Jim McLaughlin understands why the shore—and the house—are so appealing. “I think he likes the feeling that this is Bob’s plce. Bob and he have become like brothers. If Kevin ever needed bail money theres no doubt who the call would go to. He feels like it’s an extension of home.”

Just like Philadelphians who annually migrate to a particular shore town, Crawford has come to know Sea Isle pretty well. He says he’s become a big fan of local eateries, including Braca’s, Mike’s Seafood Market and O’Donnell’s Pour House. “I usually kind of steer clear of Irish pubs,” he confesses, “but I’ve been there a couple of times, and it was brilliant.”

(Jim McLaughlin notes that Kevin has also become a major fan of Wawa.)

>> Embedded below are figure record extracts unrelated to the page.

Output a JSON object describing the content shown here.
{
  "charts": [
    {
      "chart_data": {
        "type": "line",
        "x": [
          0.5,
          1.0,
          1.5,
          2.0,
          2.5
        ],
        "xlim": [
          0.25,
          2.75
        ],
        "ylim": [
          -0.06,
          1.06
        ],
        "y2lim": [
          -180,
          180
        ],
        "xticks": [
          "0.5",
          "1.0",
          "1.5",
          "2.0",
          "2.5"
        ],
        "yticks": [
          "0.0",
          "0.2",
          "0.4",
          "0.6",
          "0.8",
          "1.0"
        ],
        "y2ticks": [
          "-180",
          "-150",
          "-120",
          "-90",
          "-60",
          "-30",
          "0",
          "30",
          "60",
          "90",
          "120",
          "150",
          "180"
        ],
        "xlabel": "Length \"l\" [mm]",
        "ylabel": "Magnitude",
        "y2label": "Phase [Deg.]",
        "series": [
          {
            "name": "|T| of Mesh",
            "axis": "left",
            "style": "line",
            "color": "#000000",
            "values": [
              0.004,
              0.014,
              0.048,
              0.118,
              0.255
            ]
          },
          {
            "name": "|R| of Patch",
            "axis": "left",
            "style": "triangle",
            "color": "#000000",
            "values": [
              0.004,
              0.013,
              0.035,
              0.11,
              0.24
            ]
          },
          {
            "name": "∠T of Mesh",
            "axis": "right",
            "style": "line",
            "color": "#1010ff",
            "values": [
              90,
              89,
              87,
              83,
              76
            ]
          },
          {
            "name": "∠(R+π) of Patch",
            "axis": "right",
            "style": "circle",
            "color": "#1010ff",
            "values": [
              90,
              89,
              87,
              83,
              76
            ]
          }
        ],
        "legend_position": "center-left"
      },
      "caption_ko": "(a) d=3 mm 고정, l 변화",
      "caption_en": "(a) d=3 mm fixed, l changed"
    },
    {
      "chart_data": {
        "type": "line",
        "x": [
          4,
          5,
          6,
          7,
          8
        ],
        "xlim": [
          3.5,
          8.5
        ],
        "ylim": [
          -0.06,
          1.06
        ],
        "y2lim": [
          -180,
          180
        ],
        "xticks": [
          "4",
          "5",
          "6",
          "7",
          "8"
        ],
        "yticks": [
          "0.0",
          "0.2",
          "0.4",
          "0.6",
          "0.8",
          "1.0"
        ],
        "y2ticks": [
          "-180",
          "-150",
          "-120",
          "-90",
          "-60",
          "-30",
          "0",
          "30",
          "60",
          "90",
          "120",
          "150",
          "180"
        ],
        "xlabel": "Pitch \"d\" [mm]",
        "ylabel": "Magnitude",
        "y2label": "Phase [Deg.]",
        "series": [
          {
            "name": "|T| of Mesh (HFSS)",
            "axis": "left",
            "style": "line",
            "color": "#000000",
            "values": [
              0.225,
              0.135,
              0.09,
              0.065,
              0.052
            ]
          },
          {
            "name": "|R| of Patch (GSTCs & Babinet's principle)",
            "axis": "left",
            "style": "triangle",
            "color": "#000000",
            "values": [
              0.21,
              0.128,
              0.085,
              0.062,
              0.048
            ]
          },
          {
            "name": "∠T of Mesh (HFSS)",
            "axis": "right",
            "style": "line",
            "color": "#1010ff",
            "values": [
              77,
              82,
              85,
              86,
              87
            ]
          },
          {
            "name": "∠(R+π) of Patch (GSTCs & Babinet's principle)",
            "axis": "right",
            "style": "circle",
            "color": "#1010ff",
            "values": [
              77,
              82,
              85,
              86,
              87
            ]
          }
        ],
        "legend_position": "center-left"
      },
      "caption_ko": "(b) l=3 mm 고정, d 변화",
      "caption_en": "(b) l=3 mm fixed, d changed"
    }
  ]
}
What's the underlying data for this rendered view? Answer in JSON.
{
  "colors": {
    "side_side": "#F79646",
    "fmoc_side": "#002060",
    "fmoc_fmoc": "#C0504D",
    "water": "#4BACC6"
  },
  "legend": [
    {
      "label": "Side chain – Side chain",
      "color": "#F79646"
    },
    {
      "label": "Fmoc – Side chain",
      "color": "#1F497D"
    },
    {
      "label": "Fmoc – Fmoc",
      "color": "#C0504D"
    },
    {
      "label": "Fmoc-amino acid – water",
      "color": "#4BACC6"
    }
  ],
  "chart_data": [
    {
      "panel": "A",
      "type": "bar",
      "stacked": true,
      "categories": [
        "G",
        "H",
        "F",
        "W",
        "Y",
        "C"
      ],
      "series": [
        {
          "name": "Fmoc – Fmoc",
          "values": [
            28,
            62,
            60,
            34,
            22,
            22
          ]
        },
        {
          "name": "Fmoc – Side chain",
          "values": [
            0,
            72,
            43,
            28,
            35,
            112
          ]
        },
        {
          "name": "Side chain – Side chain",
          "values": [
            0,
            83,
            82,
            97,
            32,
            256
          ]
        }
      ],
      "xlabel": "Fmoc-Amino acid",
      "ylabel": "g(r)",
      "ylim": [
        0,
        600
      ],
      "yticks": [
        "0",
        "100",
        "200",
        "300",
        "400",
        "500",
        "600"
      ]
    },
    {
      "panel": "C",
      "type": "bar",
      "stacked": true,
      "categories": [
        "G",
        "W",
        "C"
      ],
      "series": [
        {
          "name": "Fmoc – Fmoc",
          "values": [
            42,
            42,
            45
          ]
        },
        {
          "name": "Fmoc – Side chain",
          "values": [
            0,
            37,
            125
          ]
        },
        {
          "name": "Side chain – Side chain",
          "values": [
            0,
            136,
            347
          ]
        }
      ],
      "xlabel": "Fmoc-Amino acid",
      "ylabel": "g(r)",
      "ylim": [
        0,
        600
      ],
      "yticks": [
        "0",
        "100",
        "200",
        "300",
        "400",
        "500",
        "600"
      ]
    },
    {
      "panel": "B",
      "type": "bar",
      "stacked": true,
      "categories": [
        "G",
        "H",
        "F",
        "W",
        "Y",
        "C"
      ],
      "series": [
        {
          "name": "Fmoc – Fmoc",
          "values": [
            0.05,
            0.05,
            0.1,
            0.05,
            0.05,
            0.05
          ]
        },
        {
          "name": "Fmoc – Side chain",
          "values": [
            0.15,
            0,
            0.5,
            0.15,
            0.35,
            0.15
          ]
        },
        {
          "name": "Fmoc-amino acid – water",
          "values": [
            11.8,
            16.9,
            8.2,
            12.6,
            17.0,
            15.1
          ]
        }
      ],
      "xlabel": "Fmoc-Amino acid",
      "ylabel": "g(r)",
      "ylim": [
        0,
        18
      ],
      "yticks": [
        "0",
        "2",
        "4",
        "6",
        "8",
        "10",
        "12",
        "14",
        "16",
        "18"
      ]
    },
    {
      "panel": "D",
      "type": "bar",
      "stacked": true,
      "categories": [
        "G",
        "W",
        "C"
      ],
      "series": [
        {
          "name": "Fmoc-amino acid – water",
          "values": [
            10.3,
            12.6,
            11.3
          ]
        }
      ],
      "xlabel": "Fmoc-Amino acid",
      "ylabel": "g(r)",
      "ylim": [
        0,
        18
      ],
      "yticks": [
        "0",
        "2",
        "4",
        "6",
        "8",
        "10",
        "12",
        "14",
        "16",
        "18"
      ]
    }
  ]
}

It was during one of those recent “chill out” visits to Sea Isle that the idea came to him for a tune in honor of his adopted South Jersey resort town. He had been thinking of naming a tune for Sea Isle for some time, but had no firm plans. It wasn’t as if, he says, “I went up to my music room and say, ‘I’m gonna write a tune for Bob.'” It came to him one night out when he and Cillian were out on the deck.

“You could hear the waves crashing one block over from us. It was a really serene vibe when we were there. I said to Cillian that it would be nice if we had a track (on the upcoming CD) that was a little more laid back. So we started rearranging things for different instruments. We wound up recording the tunes (there are two other reels in the set, “Inverness County Reel” and “The Beauty Spot”) on lower pitched pipes. It just made it sound not as mad and as upbeat. It just reminded us of the calmness of Sea Isle.”

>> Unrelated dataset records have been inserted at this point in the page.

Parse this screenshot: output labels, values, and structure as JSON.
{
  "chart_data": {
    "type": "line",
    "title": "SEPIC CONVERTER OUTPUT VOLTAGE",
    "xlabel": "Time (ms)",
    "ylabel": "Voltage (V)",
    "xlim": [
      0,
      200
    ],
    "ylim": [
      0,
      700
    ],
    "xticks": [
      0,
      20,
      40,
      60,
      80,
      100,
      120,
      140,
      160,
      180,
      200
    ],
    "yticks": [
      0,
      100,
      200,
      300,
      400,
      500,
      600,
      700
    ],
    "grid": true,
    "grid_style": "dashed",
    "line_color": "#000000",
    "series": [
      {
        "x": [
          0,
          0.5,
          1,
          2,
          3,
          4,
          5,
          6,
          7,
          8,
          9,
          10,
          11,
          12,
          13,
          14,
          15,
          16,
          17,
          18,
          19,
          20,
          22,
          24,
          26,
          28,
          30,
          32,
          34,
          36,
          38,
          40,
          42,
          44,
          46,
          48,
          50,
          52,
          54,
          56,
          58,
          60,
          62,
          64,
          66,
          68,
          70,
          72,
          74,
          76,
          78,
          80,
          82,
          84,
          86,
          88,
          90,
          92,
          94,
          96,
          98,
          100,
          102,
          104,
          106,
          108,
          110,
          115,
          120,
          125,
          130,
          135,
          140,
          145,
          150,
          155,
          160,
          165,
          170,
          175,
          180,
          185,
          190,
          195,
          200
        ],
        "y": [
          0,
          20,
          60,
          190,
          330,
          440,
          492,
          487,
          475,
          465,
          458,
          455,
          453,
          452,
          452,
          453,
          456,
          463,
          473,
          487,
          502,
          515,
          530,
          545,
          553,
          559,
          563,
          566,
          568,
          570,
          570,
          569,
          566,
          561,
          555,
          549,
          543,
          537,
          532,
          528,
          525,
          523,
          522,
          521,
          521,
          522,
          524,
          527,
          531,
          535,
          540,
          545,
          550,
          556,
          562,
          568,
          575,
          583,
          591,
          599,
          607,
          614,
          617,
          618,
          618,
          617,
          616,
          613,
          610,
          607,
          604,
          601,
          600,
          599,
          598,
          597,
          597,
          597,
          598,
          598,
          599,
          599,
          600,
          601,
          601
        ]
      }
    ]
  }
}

Some writers going for “calm” might have opted for a slow air. Crawford penned a reel because, he says, Bob McLaughlin loves reels. “I know from teaching Bob at workshops that there are certain tunes he likes, that he’s attracted to. I wanted a tune that Bob would like. It’s made for him.”

Crawford hints that this won’t be the last composition in honor of his gracious hosts. “The McLaughlins have just been so good to us, they’re a great family, really love their Irish heritage,” says Crawford. “I’m sure there will be more tunes.”

Lúnasa appears in concert this week—Wednesday, October 6, 2010 at 7:30 p.m.—at Calvary United Methodist Church, 801 South 48th Street (at Baltimore Avenue), in West Philadelphia.